Peu de temps avant d’avoir lu ces lignes, je reçois un texto d’un ami musulman qui me dit la nécessité « d’accélérer la construction de ponts ». Et cet ami cher de terminer en me disant : « Les acteurs de haine et diviseurs sont en joie aujourd’hui, je suis horrifié. » C’est l’état de choc : la France vient de subir un acte de guerre terroriste, avec à la clé un objectif de conquête politico-religieuse.
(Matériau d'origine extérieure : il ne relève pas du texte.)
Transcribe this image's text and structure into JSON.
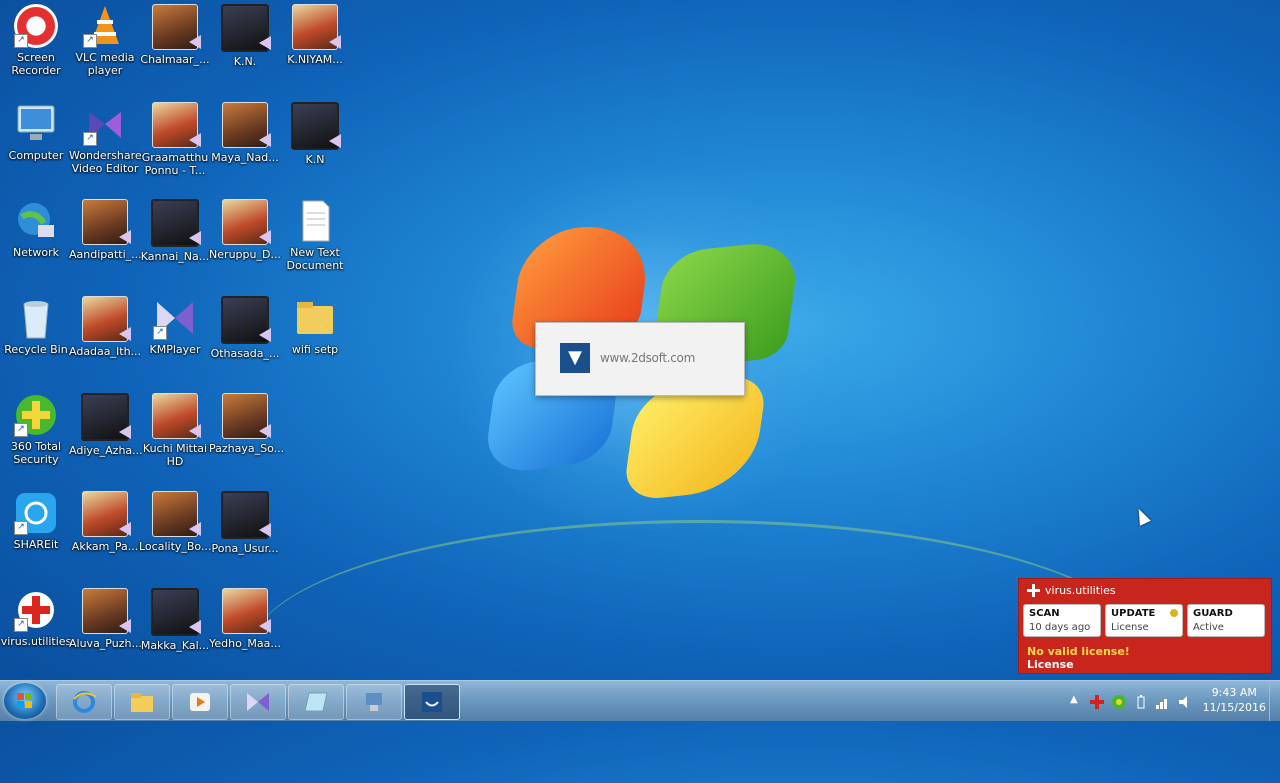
{
  "desktop_icons": [
    {
      "label": "Screen Recorder",
      "col": 0,
      "row": 0,
      "kind": "recorder-icon"
    },
    {
      "label": "VLC media player",
      "col": 1,
      "row": 0,
      "kind": "vlc-icon"
    },
    {
      "label": "Chalmaar_...",
      "col": 2,
      "row": 0,
      "kind": "video-thumbnail-icon"
    },
    {
      "label": "K.N.",
      "col": 3,
      "row": 0,
      "kind": "video-thumbnail-icon"
    },
    {
      "label": "K.NIYAM...",
      "col": 4,
      "row": 0,
      "kind": "video-thumbnail-icon"
    },
    {
      "label": "Computer",
      "col": 0,
      "row": 1,
      "kind": "computer-icon"
    },
    {
      "label": "Wondershare Video Editor",
      "col": 1,
      "row": 1,
      "kind": "wondershare-icon"
    },
    {
      "label": "Graamatthu Ponnu - T...",
      "col": 2,
      "row": 1,
      "kind": "video-thumbnail-icon"
    },
    {
      "label": "Maya_Nad...",
      "col": 3,
      "row": 1,
      "kind": "video-thumbnail-icon"
    },
    {
      "label": "K.N",
      "col": 4,
      "row": 1,
      "kind": "video-thumbnail-icon"
    },
    {
      "label": "Network",
      "col": 0,
      "row": 2,
      "kind": "network-icon"
    },
    {
      "label": "Aandipatti_...",
      "col": 1,
      "row": 2,
      "kind": "video-thumbnail-icon"
    },
    {
      "label": "Kannai_Na...",
      "col": 2,
      "row": 2,
      "kind": "video-thumbnail-icon"
    },
    {
      "label": "Neruppu_D...",
      "col": 3,
      "row": 2,
      "kind": "video-thumbnail-icon"
    },
    {
      "label": "New Text Document",
      "col": 4,
      "row": 2,
      "kind": "text-document-icon"
    },
    {
      "label": "Recycle Bin",
      "col": 0,
      "row": 3,
      "kind": "recycle-bin-icon"
    },
    {
      "label": "Adadaa_Ith...",
      "col": 1,
      "row": 3,
      "kind": "video-thumbnail-icon"
    },
    {
      "label": "KMPlayer",
      "col": 2,
      "row": 3,
      "kind": "kmplayer-icon"
    },
    {
      "label": "Othasada_...",
      "col": 3,
      "row": 3,
      "kind": "video-thumbnail-icon"
    },
    {
      "label": "wifi setp",
      "col": 4,
      "row": 3,
      "kind": "folder-icon"
    },
    {
      "label": "360 Total Security",
      "col": 0,
      "row": 4,
      "kind": "security-360-icon"
    },
    {
      "label": "Adiye_Azha...",
      "col": 1,
      "row": 4,
      "kind": "video-thumbnail-icon"
    },
    {
      "label": "Kuchi Mittai HD",
      "col": 2,
      "row": 4,
      "kind": "video-thumbnail-icon"
    },
    {
      "label": "Pazhaya_So...",
      "col": 3,
      "row": 4,
      "kind": "video-thumbnail-icon"
    },
    {
      "label": "SHAREit",
      "col": 0,
      "row": 5,
      "kind": "shareit-icon"
    },
    {
      "label": "Akkam_Pa...",
      "col": 1,
      "row": 5,
      "kind": "video-thumbnail-icon"
    },
    {
      "label": "Locality_Bo...",
      "col": 2,
      "row": 5,
      "kind": "video-thumbnail-icon"
    },
    {
      "label": "Pona_Usur...",
      "col": 3,
      "row": 5,
      "kind": "video-thumbnail-icon"
    },
    {
      "label": "virus.utilities",
      "col": 0,
      "row": 6,
      "kind": "virus-utilities-icon"
    },
    {
      "label": "Aluva_Puzh...",
      "col": 1,
      "row": 6,
      "kind": "video-thumbnail-icon"
    },
    {
      "label": "Makka_Kal...",
      "col": 2,
      "row": 6,
      "kind": "video-thumbnail-icon"
    },
    {
      "label": "Yedho_Maa...",
      "col": 3,
      "row": 6,
      "kind": "video-thumbnail-icon"
    }
  ],
  "popup": {
    "text": "www.2dsoft.com",
    "icon": "installer-icon"
  },
  "virus_panel": {
    "title": "virus.utilities",
    "buttons": [
      {
        "title": "SCAN",
        "subtitle": "10 days ago"
      },
      {
        "title": "UPDATE",
        "subtitle": "License"
      },
      {
        "title": "GUARD",
        "subtitle": "Active"
      }
    ],
    "warning": "No valid license!",
    "license_link": "License",
    "colors": {
      "panel": "#c8261d",
      "warning": "#ffd94a"
    }
  },
  "taskbar": {
    "pinned": [
      {
        "name": "internet-explorer-icon"
      },
      {
        "name": "file-explorer-icon"
      },
      {
        "name": "media-player-icon"
      },
      {
        "name": "kmplayer-taskbar-icon"
      },
      {
        "name": "notepad-icon"
      },
      {
        "name": "network-setup-icon"
      },
      {
        "name": "installer-taskbar-icon",
        "active": true
      }
    ],
    "clock": {
      "time": "9:43 AM",
      "date": "11/15/2016"
    }
  }
}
L’enquête semble désigner, pour le moment, des musulmans issus de l’immigration, de nationalité française. Que l’immense majorité des millions de musulmans qui vivent en France soit horrifiée par cet acte, c’est évident. Mais une guerre urbaine est toujours le fait d’une petite minorité qui grandit sur un terreau politique et culturel plus large que sa seule expression la plus extrême. Bien sûr, c’est un problème grave ; et répéter en boucle « pas d’amalgame, pas de stigmatisation » ne résout pas en soi ce problème.

Un terreau culturel

Le terreau culturel et politique dont il s’agit, c’est ce phénomène mondial d’un islam de plus en plus radical, une certaine forme d’islam qui progresse dans le peuple musulman. En face de cela, la peur de l’islam est un phénomène majeur de notre temps. En face ce cela, le peuple français en a marre, lui aussi. Marre de cette situation hors de contrôle où les frontières ne veulent plus rien dire, marre de l’ouverture à tous les vents, marre des oukases médiatiques contre ceux qui avertissent du danger. Voici par exemple Lydia Guirous, secrétaire nationale du Parti radical qui, dans une tribune au Figarovox, donne raison à Zemmour et fustige ses censeurs qui pleurent aujourd’hui la liberté d’expression qu’ils voulaient museler hier encore.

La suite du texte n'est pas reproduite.